Get Your Free API Key

Explore: SERP API · Playground · SERP APIs for AI agents

FAQ

Which SERP API is best for LangChain agents?

Tavily and Serpent API are the two most common picks. Tavily returns pre-extracted content (best for handing straight to an LLM); Serpent returns full SERP JSON including AI Overview at the lowest per-call cost. Serper.dev is fast and cheap for basic Google. SerpApi works but is the most expensive.

How much does web search add to my agent cost?
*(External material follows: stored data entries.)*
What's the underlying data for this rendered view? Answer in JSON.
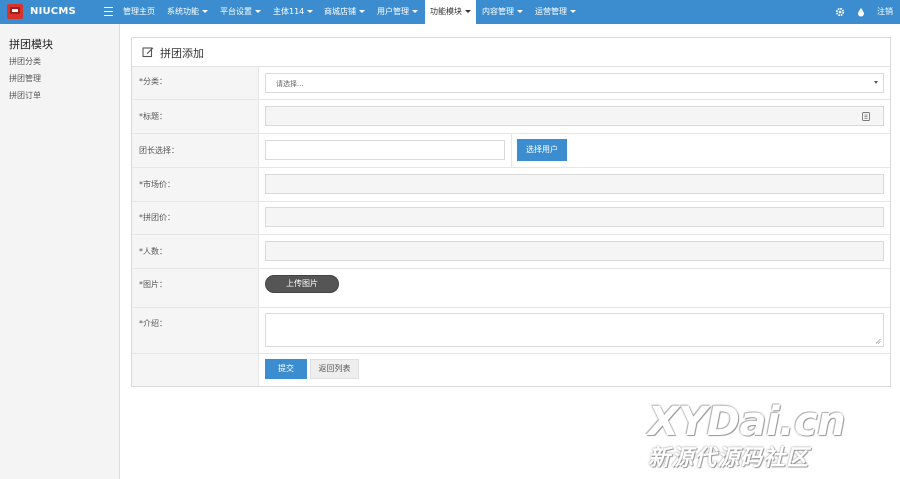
{
  "header": {
    "brand": "NIUCMS",
    "nav": [
      {
        "label": "管理主页",
        "caret": false
      },
      {
        "label": "系统功能",
        "caret": true
      },
      {
        "label": "平台设置",
        "caret": true
      },
      {
        "label": "主体114",
        "caret": true
      },
      {
        "label": "商城店铺",
        "caret": true
      },
      {
        "label": "用户管理",
        "caret": true
      },
      {
        "label": "功能模块",
        "caret": true
      },
      {
        "label": "内容管理",
        "caret": true
      },
      {
        "label": "运营管理",
        "caret": true
      }
    ],
    "logout": "注销",
    "bar_color": "#3c8dcf"
  },
  "sidebar": {
    "title": "拼团模块",
    "items": [
      "拼团分类",
      "拼团管理",
      "拼团订单"
    ]
  },
  "panel": {
    "title": "拼团添加",
    "fields": {
      "category": {
        "label": "*分类：",
        "value": "请选择..."
      },
      "title": {
        "label": "*标题："
      },
      "leader": {
        "label": "团长选择：",
        "button": "选择用户"
      },
      "market_price": {
        "label": "*市场价："
      },
      "group_price": {
        "label": "*拼团价："
      },
      "people": {
        "label": "*人数："
      },
      "image": {
        "label": "*图片：",
        "button": "上传图片"
      },
      "intro": {
        "label": "*介绍："
      }
    },
    "actions": {
      "submit": "提交",
      "back": "返回列表"
    }
  },
  "watermark": {
    "main": "XYDai.cn",
    "sub": "新源代源码社区"
  }
}
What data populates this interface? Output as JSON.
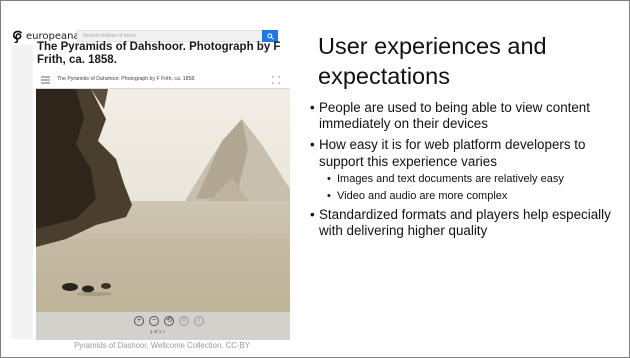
{
  "europeana": {
    "logo_text": "europeana",
    "search_placeholder": "Search millions of items",
    "item_title": "The Pyramids of Dahshoor. Photograph by F Frith, ca. 1858.",
    "viewer_caption": "The Pyramids of Dahshoor. Photograph by F Frith, ca. 1858.",
    "pager_text": "1 of 1 >",
    "accent": "#1f7ae0"
  },
  "credit": "Pyramids of Dashoor, Wellcome Collection, CC-BY",
  "slide": {
    "title": "User experiences and expectations",
    "bullets": [
      "People are used to being able to view content immediately on their devices",
      "How easy it is for web platform developers to support this experience varies",
      "Images and text documents are relatively easy",
      "Video and audio are more complex",
      "Standardized formats and players help especially with delivering higher quality"
    ]
  }
}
At 1 query per run, $0.0003 to $0.015 depending on provider. Dominant cost is usually LLM tokens. At 10 queries per run, search starts to compete with token cost; on SerpApi pricing it can exceed token cost.

Should I cache search results?

Yes. 12 to 24 hour TTL. SERP results are stable enough that caching by query string materially cuts cost. Cache the parsed JSON, not just the HTTP response.

Can I use multiple SERP APIs in one agent?

Yes. Common pattern: Tavily for content extraction plus Serpent API for SERP-feature data. Wire each as a separate Tool.

Does this work for LlamaIndex too?

Yes. LlamaIndex has BrightDataToolSpec and SerpApi integrations. For custom integration, FunctionTool wraps any Python function as a tool.

What about MCP-based agents?

MCP (Model Context Protocol) tool servers can expose the same SERP API via the MCP transport. Several providers including Tavily ship MCP servers; for the others you can write a 50-line MCP wrapper that calls the SERP API HTTP endpoint.